We should not enforce clients to implement interfaces that they don’t use. Instead of creating one big interface we can break down it to smaller interfaces.

5.1 Example of Interface Segregation Principle

Let us now understand what will happen if we don’t follow this principle. Suppose we have an interface with 100 methods. If a class implements this interface, it has to provide implementation of all these classes. If the methods are of no use, even then the class has to provide an empty implementation. If there is another class which has to implement some particular set of methods, then it has to provide the empty implementation of all methods. This contract is binding to the implementing class. Rather than doing this we can break the interface into smaller interfaces and the classes can implement the interface they want.
For example, if a class has to calculate the interest, then it should implement only the interface which has methods for interest calculation. It should not implement the interface which has methods to print the interest.

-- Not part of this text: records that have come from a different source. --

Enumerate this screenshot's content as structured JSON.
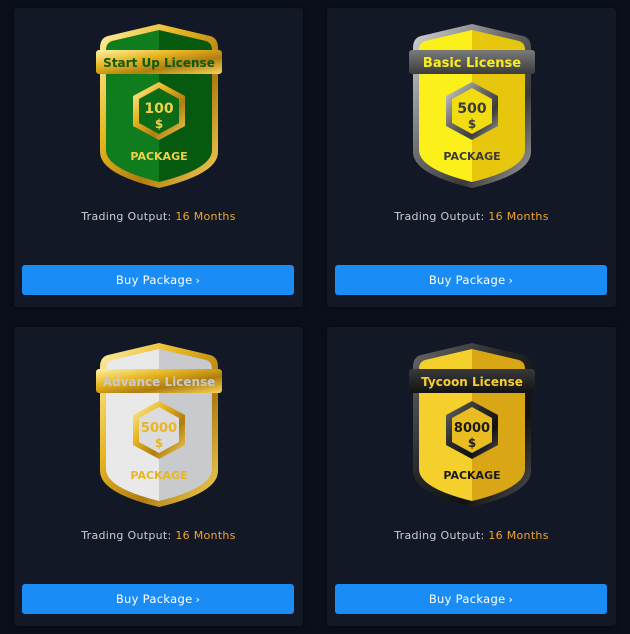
{
  "colors": {
    "page_bg": "#0b0f1b",
    "card_bg": "#131826",
    "button": "#1a8cf5",
    "accent_value": "#f0a42b",
    "gold": "#e7b622"
  },
  "packages": [
    {
      "title": "Start Up License",
      "amount": "100",
      "currency": "$",
      "package_word": "PACKAGE",
      "output_label": "Trading Output:",
      "output_value": "16 Months",
      "button_label": "Buy Package",
      "button_icon": "chevron-right-icon",
      "theme": "green"
    },
    {
      "title": "Basic License",
      "amount": "500",
      "currency": "$",
      "package_word": "PACKAGE",
      "output_label": "Trading Output:",
      "output_value": "16 Months",
      "button_label": "Buy Package",
      "button_icon": "chevron-right-icon",
      "theme": "yellow"
    },
    {
      "title": "Advance License",
      "amount": "5000",
      "currency": "$",
      "package_word": "PACKAGE",
      "output_label": "Trading Output:",
      "output_value": "16 Months",
      "button_label": "Buy Package",
      "button_icon": "chevron-right-icon",
      "theme": "silver"
    },
    {
      "title": "Tycoon License",
      "amount": "8000",
      "currency": "$",
      "package_word": "PACKAGE",
      "output_label": "Trading Output:",
      "output_value": "16 Months",
      "button_label": "Buy Package",
      "button_icon": "chevron-right-icon",
      "theme": "black-gold"
    }
  ]
}
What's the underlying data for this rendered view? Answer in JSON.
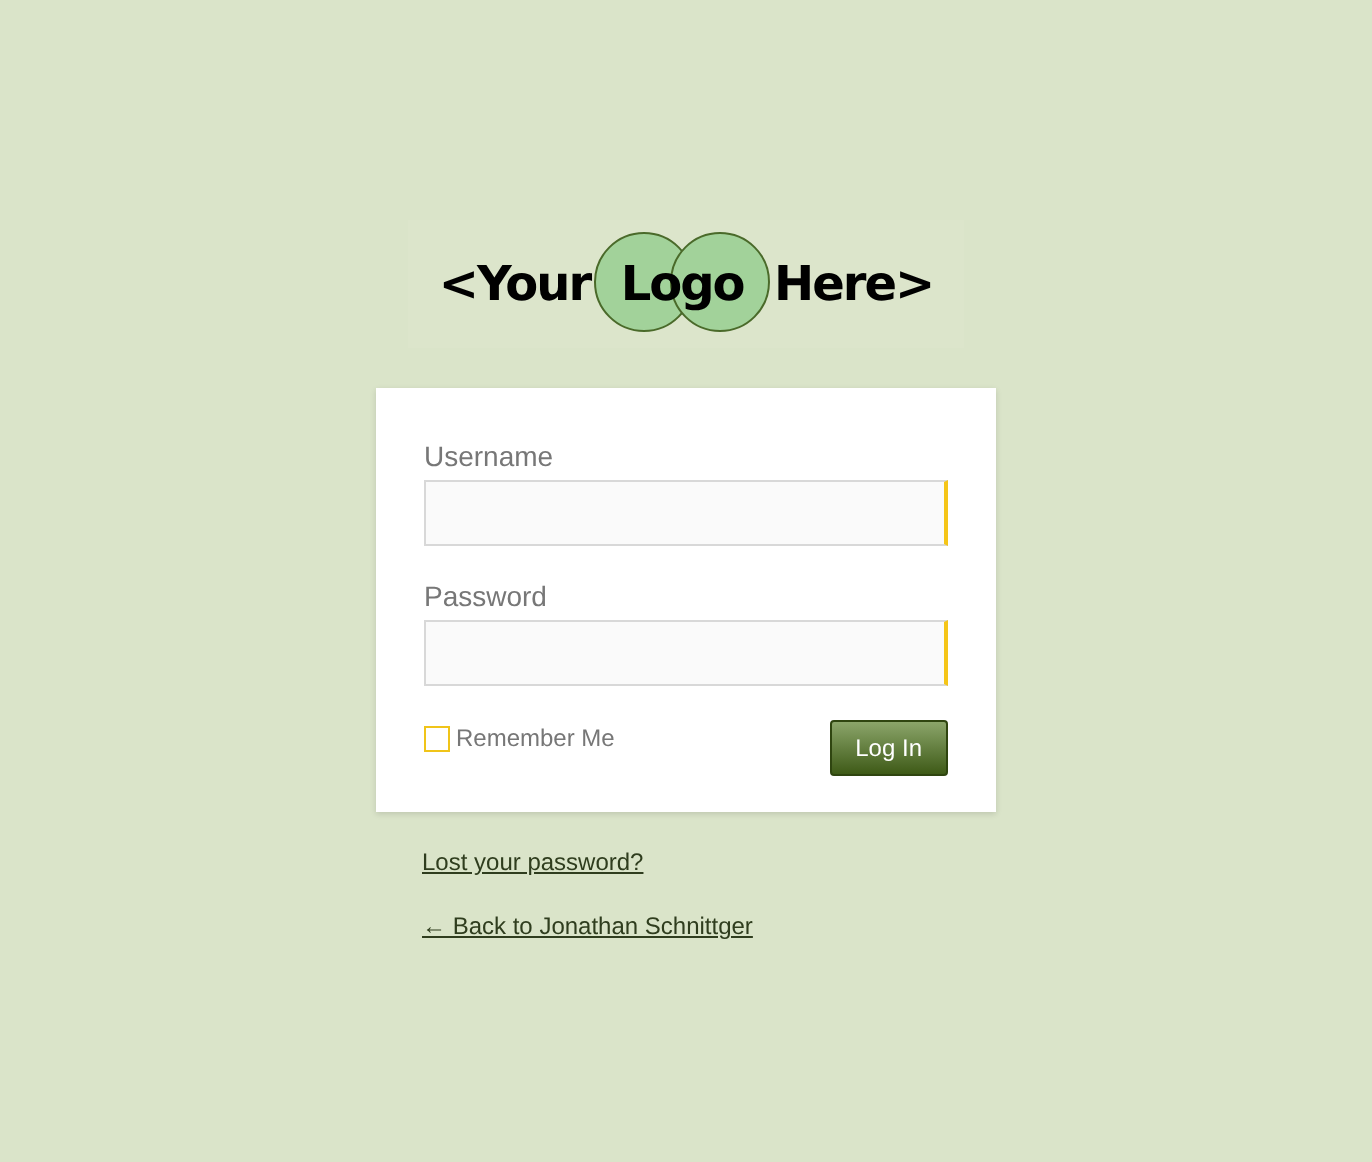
{
  "logo": {
    "words": [
      "<Your",
      "Logo",
      "Here>"
    ]
  },
  "form": {
    "fields": [
      {
        "label": "Username"
      },
      {
        "label": "Password"
      }
    ],
    "remember": {
      "label": "Remember Me",
      "checked": false
    },
    "submit": "Log In"
  },
  "links": [
    "Lost your password?",
    "← Back to Jonathan Schnittger"
  ]
}
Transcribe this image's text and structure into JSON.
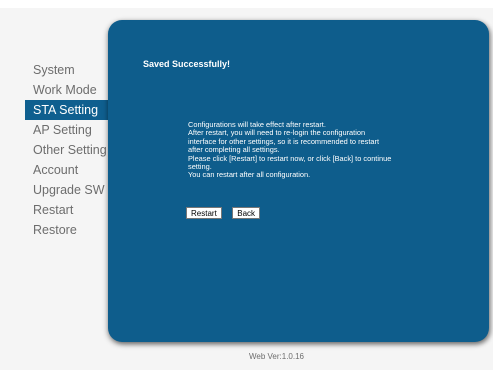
{
  "sidebar": {
    "items": [
      {
        "label": "System"
      },
      {
        "label": "Work Mode"
      },
      {
        "label": "STA Setting"
      },
      {
        "label": "AP Setting"
      },
      {
        "label": "Other Setting"
      },
      {
        "label": "Account"
      },
      {
        "label": "Upgrade SW"
      },
      {
        "label": "Restart"
      },
      {
        "label": "Restore"
      }
    ],
    "active_index": 2
  },
  "panel": {
    "title": "Saved Successfully!",
    "message_lines": [
      "Configurations will take effect after restart.",
      "After restart, you will need to re-login the configuration",
      "interface for other settings, so it is recommended to restart",
      "after completing all settings.",
      "Please click [Restart] to restart now, or click [Back] to continue",
      "setting.",
      "You can restart after all configuration."
    ],
    "restart_label": "Restart",
    "back_label": "Back"
  },
  "footer": {
    "version": "Web Ver:1.0.16"
  },
  "colors": {
    "panel_bg": "#0e5d8c",
    "active_nav_bg": "#0f5f8f",
    "nav_text": "#6d6d6d",
    "page_bg": "#f5f5f5"
  }
}
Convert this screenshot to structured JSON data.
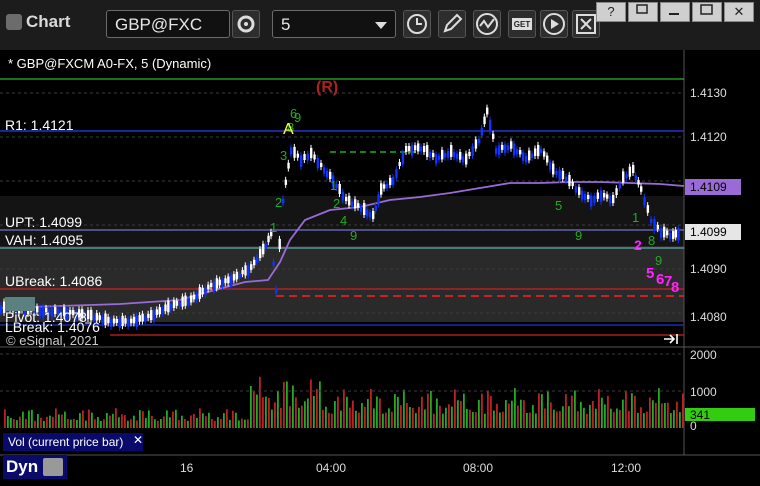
{
  "app": {
    "title": "Chart"
  },
  "toolbar": {
    "symbol": "GBP@FXC",
    "interval": "5",
    "window_buttons": [
      "?",
      "",
      "",
      "✕"
    ]
  },
  "chart": {
    "symbol_line": "* GBP@FXCM A0-FX, 5 (Dynamic)",
    "copyright": "© eSignal, 2021",
    "levels": {
      "r1": "R1: 1.4121",
      "upt": "UPT: 1.4099",
      "vah": "VAH: 1.4095",
      "ubreak": "UBreak: 1.4086",
      "pivot": "Pivot: 1.4078",
      "lbreak": "LBreak: 1.4076",
      "r_marker": "(R)",
      "a_marker": "A"
    },
    "price_axis": [
      "1.4130",
      "1.4120",
      "1.4110",
      "1.4100",
      "1.4090",
      "1.4080"
    ],
    "price_tags": {
      "ma": "1.4109",
      "last": "1.4099"
    },
    "colors": {
      "up_candle": "#ffffff",
      "down_candle": "#1133ff",
      "ma_line": "#9a6bd6",
      "r1_line": "#2233cc",
      "break_line": "#cc2222",
      "green_line": "#22bb22",
      "magenta": "#ff22ff"
    }
  },
  "volume": {
    "label": "Vol (current price bar)",
    "axis": [
      "2000",
      "1000",
      "0"
    ],
    "current": "341",
    "colors": {
      "up": "#22aa22",
      "down": "#bb2222"
    }
  },
  "time_axis": [
    "16",
    "04:00",
    "08:00",
    "12:00"
  ],
  "status": {
    "mode": "Dyn"
  }
}
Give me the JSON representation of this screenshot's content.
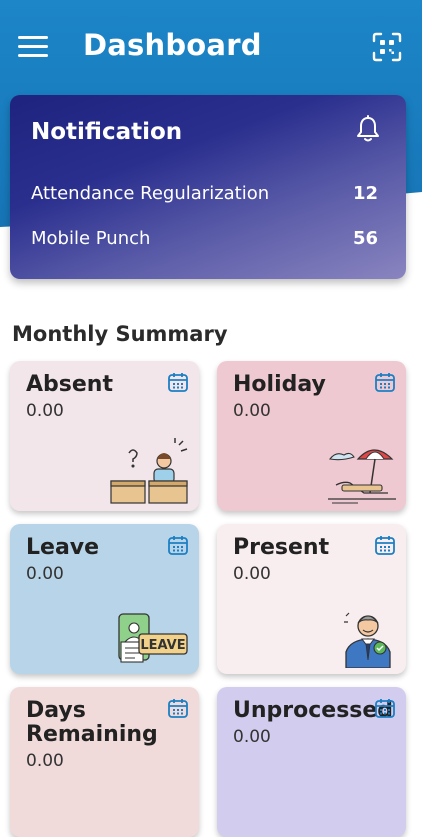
{
  "header": {
    "title": "Dashboard"
  },
  "notification": {
    "title": "Notification",
    "items": [
      {
        "label": "Attendance Regularization",
        "count": "12"
      },
      {
        "label": "Mobile Punch",
        "count": "56"
      }
    ]
  },
  "summary": {
    "title": "Monthly Summary",
    "tiles": [
      {
        "label": "Absent",
        "value": "0.00",
        "color": "#f2e6ea"
      },
      {
        "label": "Holiday",
        "value": "0.00",
        "color": "#efc9d1"
      },
      {
        "label": "Leave",
        "value": "0.00",
        "color": "#b8d4e8"
      },
      {
        "label": "Present",
        "value": "0.00",
        "color": "#f8eef0"
      },
      {
        "label": "Days",
        "label2": "Remaining",
        "value": "0.00",
        "color": "#f0dada"
      },
      {
        "label": "Unprocessed",
        "value": "0.00",
        "color": "#d2cdee"
      }
    ]
  },
  "icons": {
    "menu": "menu-icon",
    "qr": "qr-scan-icon",
    "bell": "bell-icon",
    "calendar": "calendar-icon"
  },
  "colors": {
    "header": "#1c86c8",
    "notification_dark": "#1e237f",
    "calendar_icon": "#1c7fc4"
  }
}
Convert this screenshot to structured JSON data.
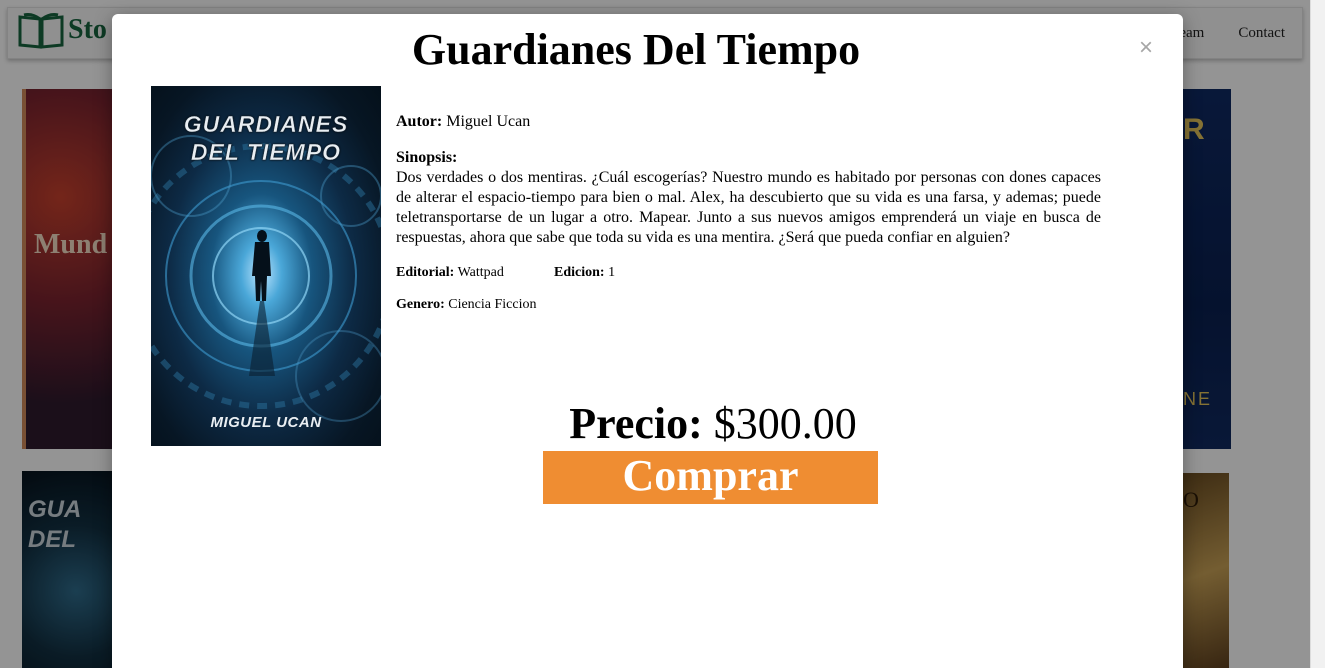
{
  "background": {
    "brand": {
      "name": "Sto",
      "icon": "open-book-icon"
    },
    "nav": [
      {
        "label": "eam"
      },
      {
        "label": "Contact"
      }
    ],
    "covers": {
      "red_word": "Mund",
      "blue_top": "R",
      "blue_bottom": "NE",
      "dark_title_1": "GUA",
      "dark_title_2": "DEL",
      "gold_text": "O"
    }
  },
  "modal": {
    "title": "Guardianes Del Tiempo",
    "close_icon": "close-icon",
    "cover": {
      "title_line1": "GUARDIANES",
      "title_line2": "DEL TIEMPO",
      "author": "MIGUEL UCAN"
    },
    "author_label": "Autor:",
    "author": "Miguel Ucan",
    "synopsis_label": "Sinopsis:",
    "synopsis": "Dos verdades o dos mentiras. ¿Cuál escogerías? Nuestro mundo es habitado por personas con dones capaces de alterar el espacio-tiempo para bien o mal. Alex, ha descubierto que su vida es una farsa, y ademas; puede teletransportarse de un lugar a otro. Mapear. Junto a sus nuevos amigos emprenderá un viaje en busca de respuestas, ahora que sabe que toda su vida es una mentira. ¿Será que pueda confiar en alguien?",
    "editorial_label": "Editorial:",
    "editorial": "Wattpad",
    "edition_label": "Edicion:",
    "edition": "1",
    "genre_label": "Genero:",
    "genre": "Ciencia Ficcion",
    "price_label": "Precio:",
    "price": "$300.00",
    "buy_label": "Comprar",
    "buy_color": "#ef8d32"
  }
}
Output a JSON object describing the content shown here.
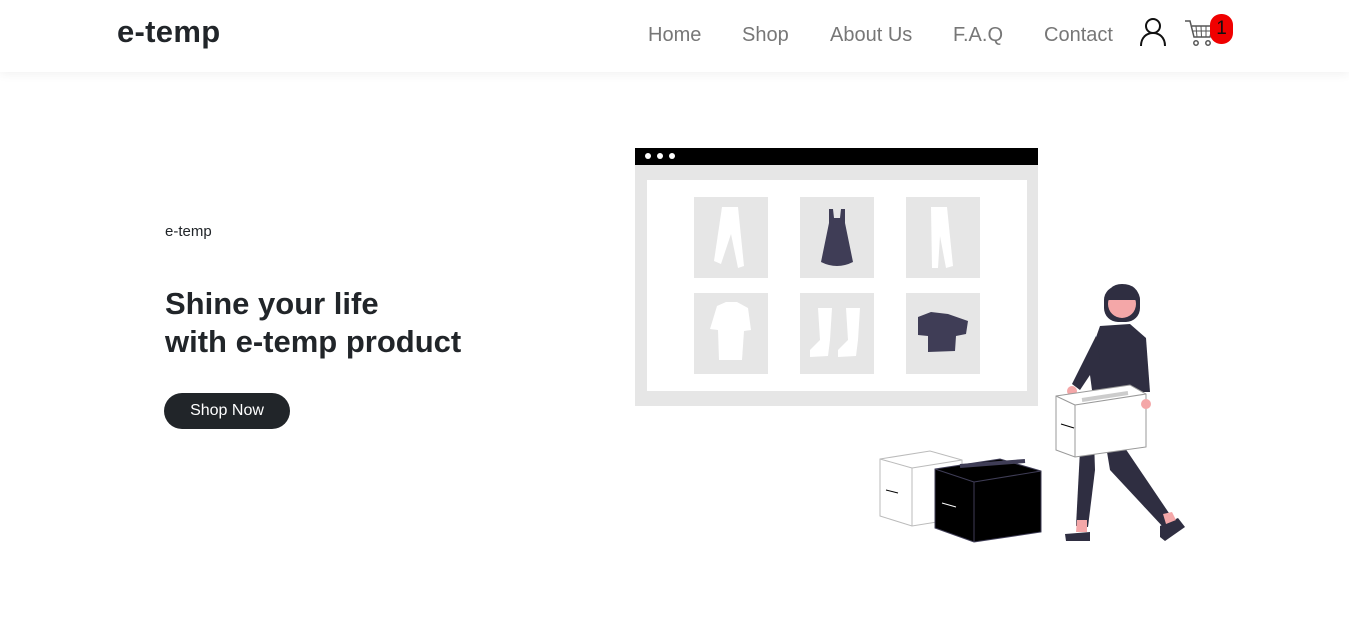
{
  "brand": "e-temp",
  "nav": {
    "items": [
      {
        "label": "Home"
      },
      {
        "label": "Shop"
      },
      {
        "label": "About Us"
      },
      {
        "label": "F.A.Q"
      },
      {
        "label": "Contact"
      }
    ],
    "user_icon": "user-icon",
    "cart_icon": "cart-icon",
    "cart_count": "1"
  },
  "hero": {
    "kicker": "e-temp",
    "title_line1": "Shine your life",
    "title_line2": "with e-temp product",
    "cta_label": "Shop Now"
  },
  "colors": {
    "text": "#212529",
    "nav_link": "#777777",
    "button_bg": "#212529",
    "badge": "#f00000",
    "illustration_dark": "#3f3d56",
    "illustration_light": "#e6e6e6"
  }
}
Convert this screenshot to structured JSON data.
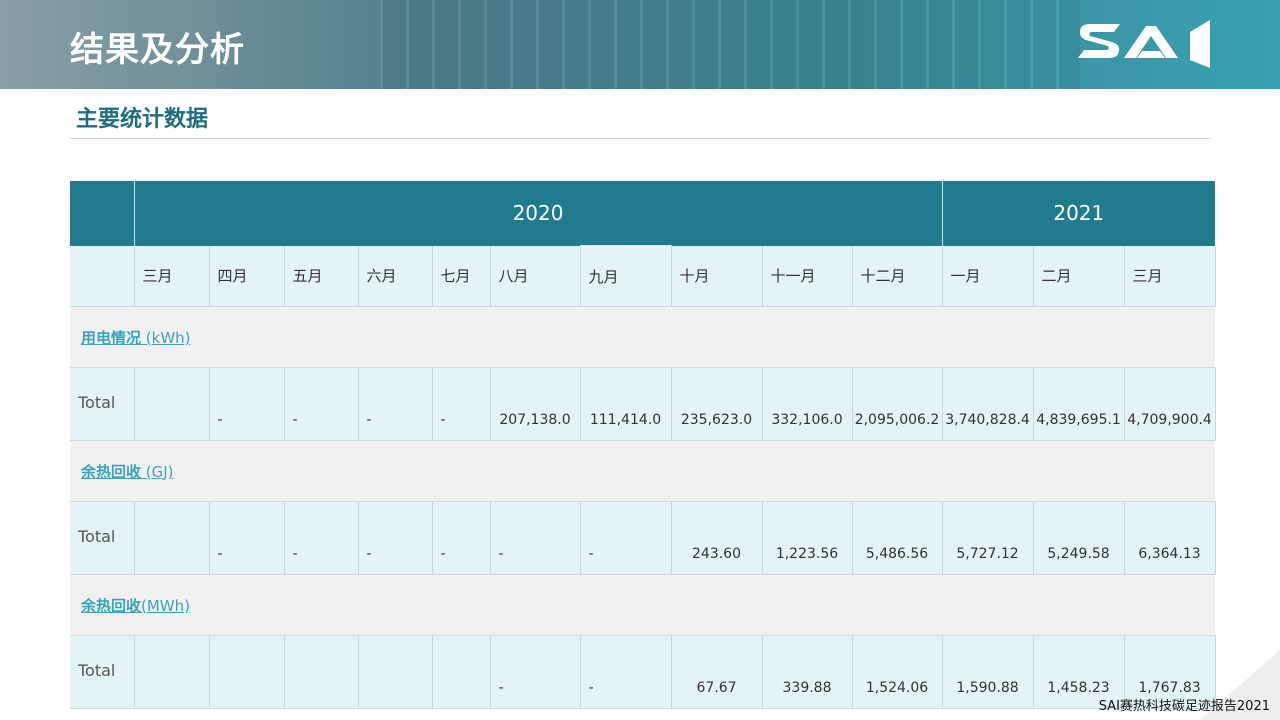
{
  "header": {
    "title": "结果及分析",
    "logo_text": "SAI"
  },
  "section_title": "主要统计数据",
  "table": {
    "years": [
      "2020",
      "2021"
    ],
    "months": [
      "三月",
      "四月",
      "五月",
      "六月",
      "七月",
      "八月",
      "九月",
      "十月",
      "十一月",
      "十二月",
      "一月",
      "二月",
      "三月"
    ],
    "sections": [
      {
        "label": "用电情况",
        "unit": " (kWh)",
        "row_label": "Total",
        "values": [
          "",
          "-",
          "-",
          "-",
          "-",
          "207,138.0",
          "111,414.0",
          "235,623.0",
          "332,106.0",
          "2,095,006.2",
          "3,740,828.4",
          "4,839,695.1",
          "4,709,900.4"
        ]
      },
      {
        "label": "余热回收",
        "unit": " (GJ)",
        "row_label": "Total",
        "values": [
          "",
          "-",
          "-",
          "-",
          "-",
          "-",
          "-",
          "243.60",
          "1,223.56",
          "5,486.56",
          "5,727.12",
          "5,249.58",
          "6,364.13"
        ]
      },
      {
        "label": "余热回收",
        "unit": "(MWh)",
        "row_label": "Total",
        "values": [
          "",
          "",
          "",
          "",
          "",
          "-",
          "-",
          "67.67",
          "339.88",
          "1,524.06",
          "1,590.88",
          "1,458.23",
          "1,767.83"
        ]
      }
    ]
  },
  "footer": "SAI赛热科技碳足迹报告2021",
  "colors": {
    "header_teal": "#217b8f",
    "light_row": "#e3f3f6",
    "section_bg": "#f1f1f1",
    "link": "#3aa2bb",
    "subtitle": "#1f6d80"
  }
}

6. Dependency Inversion Principle

One should “depend on abstractions, [not] concretions”. Abstractions should not depend on details whereas the details should depend on abstractions.

In simple terms, high-level modules, which provide complex logic, should be easily reusable and unaffected by changes in low-level modules, which provide utility features. To achieve that, you need to introduce an abstraction that decouples the high-level and low-level modules from each other.

Dependency Inversion Principle consists of two parts:

  1. High-level modules should not depend on low-level modules. Both should depend on abstractions.
  2. Abstractions should not depend on details. Details should depend on abstractions.

6.1 Example of Dependency Inversion Principle

Let us understand this with the help of a real world example. Suppose you want to eat a burger and you go to a restaurant. What if you have to prepare the burger yourself. Then will it be worth to visit a restaurant? Instead of preparing the burger yourself, you tell the cashier the type of burger you want. Cashier acts as an interface for you to get your burger. Someone else prepares a burger and serves at your table.
Dependency inversion principle works in the same manner. Rather than creating the dependency (your requirement, burger in this case) yourself, you define what dependency you want and that dependency is created and delivered to you with the help of an interface.